Quando as redes sociais na internet se tornaram mais populares, especialmente nas classes C e D, a diferença entre o on line e o off line desapareceram para os consumidores. Com isso, em 2006 e 2007, foram a vez dos vídeos em plataformas digitais a ganharem prêmios. Os chamados “virais” são feitos para internet mas não tem a cara da internet por serem justamente vídeos passando em uma mídia diferente da TV.

Em 2009 o foco das agências foram as campanhas integradas como fez a Cummins Nitro com o projeto The Best Job in The World, para promover o turismo na Austrália, misturando classificados de jornais e um website.

Lent fechou sua palestra falando que o que vemos hoje é essa integração entre o mundo real e o virtual e que não tem como mais categorizar e separar. A prova disso é que recentemente a Wieden+Kennedy ganhou o Grand Prix 2010 em Cyber com a campanha Livestrong Chalkbot, para a Nike Livestrong Foundation. As pessoas escreviam mensagens pelo site e depois elas eram pintadas nas ruas que faziam parte da famosa maratona Tour de France.
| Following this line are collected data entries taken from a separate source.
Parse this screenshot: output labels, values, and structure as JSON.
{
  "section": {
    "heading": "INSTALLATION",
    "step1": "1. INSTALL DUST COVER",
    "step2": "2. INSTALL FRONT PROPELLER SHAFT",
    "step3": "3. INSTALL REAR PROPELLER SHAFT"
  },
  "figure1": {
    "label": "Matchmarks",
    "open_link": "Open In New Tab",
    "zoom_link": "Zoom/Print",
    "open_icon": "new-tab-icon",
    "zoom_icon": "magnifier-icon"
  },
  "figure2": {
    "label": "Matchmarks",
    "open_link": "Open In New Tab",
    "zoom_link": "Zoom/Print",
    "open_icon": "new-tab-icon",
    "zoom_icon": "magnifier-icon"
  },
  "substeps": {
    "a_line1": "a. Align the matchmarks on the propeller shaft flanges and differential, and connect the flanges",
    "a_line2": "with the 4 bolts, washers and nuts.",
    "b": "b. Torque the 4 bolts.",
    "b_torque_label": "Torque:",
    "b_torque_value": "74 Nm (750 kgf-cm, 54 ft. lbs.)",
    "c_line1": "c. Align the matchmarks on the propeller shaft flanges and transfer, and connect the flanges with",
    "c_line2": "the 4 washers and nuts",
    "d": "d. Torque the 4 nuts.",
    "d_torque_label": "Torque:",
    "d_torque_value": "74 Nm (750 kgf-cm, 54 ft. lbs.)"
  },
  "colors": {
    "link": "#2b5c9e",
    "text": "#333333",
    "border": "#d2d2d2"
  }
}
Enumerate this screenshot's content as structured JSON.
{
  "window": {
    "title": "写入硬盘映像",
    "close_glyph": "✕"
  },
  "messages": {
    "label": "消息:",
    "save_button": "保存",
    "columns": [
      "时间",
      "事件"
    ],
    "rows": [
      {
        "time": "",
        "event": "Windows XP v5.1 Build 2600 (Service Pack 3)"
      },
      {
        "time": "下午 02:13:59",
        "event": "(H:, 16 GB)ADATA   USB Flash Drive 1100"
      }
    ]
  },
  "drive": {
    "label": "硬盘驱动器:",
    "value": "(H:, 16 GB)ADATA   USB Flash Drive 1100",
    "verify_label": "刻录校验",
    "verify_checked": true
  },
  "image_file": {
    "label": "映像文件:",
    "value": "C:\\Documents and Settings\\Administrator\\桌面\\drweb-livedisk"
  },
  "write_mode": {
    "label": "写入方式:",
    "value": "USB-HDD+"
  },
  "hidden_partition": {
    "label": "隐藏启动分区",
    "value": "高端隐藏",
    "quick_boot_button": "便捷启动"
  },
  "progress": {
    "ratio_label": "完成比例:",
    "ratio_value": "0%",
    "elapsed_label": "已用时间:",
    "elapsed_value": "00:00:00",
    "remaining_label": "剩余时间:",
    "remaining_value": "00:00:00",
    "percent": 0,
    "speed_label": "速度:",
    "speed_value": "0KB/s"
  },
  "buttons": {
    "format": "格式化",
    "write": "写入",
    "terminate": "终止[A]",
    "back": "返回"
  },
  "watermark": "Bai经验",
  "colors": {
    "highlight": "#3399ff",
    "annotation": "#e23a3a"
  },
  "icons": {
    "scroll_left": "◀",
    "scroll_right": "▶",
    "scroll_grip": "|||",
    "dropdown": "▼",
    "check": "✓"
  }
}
O próximo a se apresentar foi Fernado Barbella, Diretor de Criação Interativa da BBDO Argentina. Com o tema “Quando não há limite entre o online e offline. Tecnologias invisíveis e fatos reais.”, ele disse que o foco não é a ferramenta e sim o que você poderá fazer com ela para que sua mensagem seja entendida e compartilhada entre as pessoas.

Barbella comentou sobre 3 fases que acontecem na hora de adotar uma nova tecnologia. Primeiro se perguntam se isso vai solucionar todos os problemas ou se vão criar novos problemas. Depois vêm o desmascaramento e os pensamentos confusos começam a surgir.

Por fim acontece a fase da invisibilidade quando as pessoas estão tão habituadas com a nova tecnologia, que se torna um processo cotidiano, rápido e simples. No fim a tecnologia se trata de resolver nossas necessecidades interesses e possibilidades.

Barbarella falou algo bem interessante. Que hoje não compramos tempo e sim criamos tempo. Não tem como mais pensar em mídias pagas e sim em mídias ganhas. A experiência e a interação são coisas naturais então não dá para forçar alguém a fazer parte de algo. Como exemplo ela fala da campanha que a agência dele fez para o Doritos, o “Bring the slow dance back”.

O último a palestrar foi Joseph Crump, diretor de criação e ex-Diretor Executivo de Criação na Razorfish. Em sua apresentação intitulada “O Corvo e a Raposa”, Crump apontou, através de dados, o que vem se confirmando há um tempo: os usuários mais assíduos e entusiastas da internet estão na América Latina.

Crump disse que é engraçado que com fatos como esse, nosso continente continua com as menores verbas destinadas às mídias digitais. Os dados que ele apontou foram tirados de uma pesquisa da Razorfish com o Terra chamado A Debandada.

Um dos dados que também vêm se confirmando há bastante tempo é que o público digital está mudando, especialmente no Brasil com a classe C e D. 57% da classe C e 30% da D têm a intenção de comprar um computador. São 28 milhões de pessoas com computador em casa e 63% da classe C e 14% tem um.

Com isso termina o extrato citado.